The best quote of Jerod’s presentation was about bringing all those elements together:
“The elements of your show that are uniquely authentic and useful are what will create the sustained audience attention that leads to profitability.”
Bernadette Jiwa: “The Secret to Creating Content People Love”
Bernadette is a top 100 branding expert on Twitter and also runs website The Story of Telling. Her presentation covered how to get your content noticed authentically in the noisy online world.
The world spent $500 billion on advertising in the last year. And yet, Bernadette says we are more likely to summit Mount Everest than click on a banner ad (hey, they can’t put it on the internet if it’s not true). Her point was, how people buy has changed, yet how we market hasn’t. The methods marketers used to sell to our grandparents no longer works.
We’re not engaging, we’re broadcasting.
Today, we need to make a product or service people want, not market something we’ve already created. Bernadette insists people need to care about your business to buy, and there is no short cut for building that. Businesses only succeed when they matter to people, and they only matter when people care. Bernadette says the only way to build this it one person at time.
She also gave a few examples of brands creating content people care about:
She also had very poignant closing remarks:
“Whoever gets closest to the audience wins. Great content doesn’t interrupt, it engages, inspires, connects.
If you want to get inside their wallet, you need to get inside their head, and their hearts first.”
Chris Brogan: “The Business of Belonging: Use Content & Community to Earn More Customers”
I loved Chris Brogan’s presentation. It felt honest, fresh, and ever so slightly self-deprecating.
According to Chris, the list is everything. And by list, he means your email or newsletter list. Any day you’re not feeding and growing your list is a day you are losing your list. But, that is not to say people don’t matter, Chris explained. You exist to serve the people on your list and create value for them.
You must start by building out interesting and useful media, which leads to a list, which is the key to earning more customers. Chris insists creating highly successful business is not just about the content, the community, or selling. It is about how all three flow together.
According to Chris, you have to earn the right to sell, which is a huge shift from how many marketers think today. Instead of assuming you can just broadcast your information to a willing audience, you need to earn their trust.

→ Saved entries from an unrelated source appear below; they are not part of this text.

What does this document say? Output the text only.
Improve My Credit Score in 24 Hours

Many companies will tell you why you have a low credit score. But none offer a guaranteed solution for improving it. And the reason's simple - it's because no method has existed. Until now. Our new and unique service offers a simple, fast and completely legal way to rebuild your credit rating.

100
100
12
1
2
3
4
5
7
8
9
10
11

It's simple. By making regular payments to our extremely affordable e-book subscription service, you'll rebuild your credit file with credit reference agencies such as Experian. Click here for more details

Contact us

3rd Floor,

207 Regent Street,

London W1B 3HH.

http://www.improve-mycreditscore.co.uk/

In order to use your email or newsletter list to make money you only need three things: a solid email provider, a website, and one or two social platforms. Chris says nearly 70% of his revenue comes from newsletter, which is quite impressive.
But, first you need to earn the right to sell. He also gave several great takeaways:
- People buy more on emotion than logic.
- Repetition is key. Repetition is key.
- Imperfection sells (but not calculated imperfection)
- Every decision we make operates under either fear of love.
- The more you give away for free, the more money you will make.
Today’s presentations were amazing! All the speakers had great energy, the crowd was engaged, and the food was really good (I particularly appreciated the vegetarian options at lunch!).
Tomorrow should be another exciting day – I cannot wait to hear Henry Rollin’s keynote.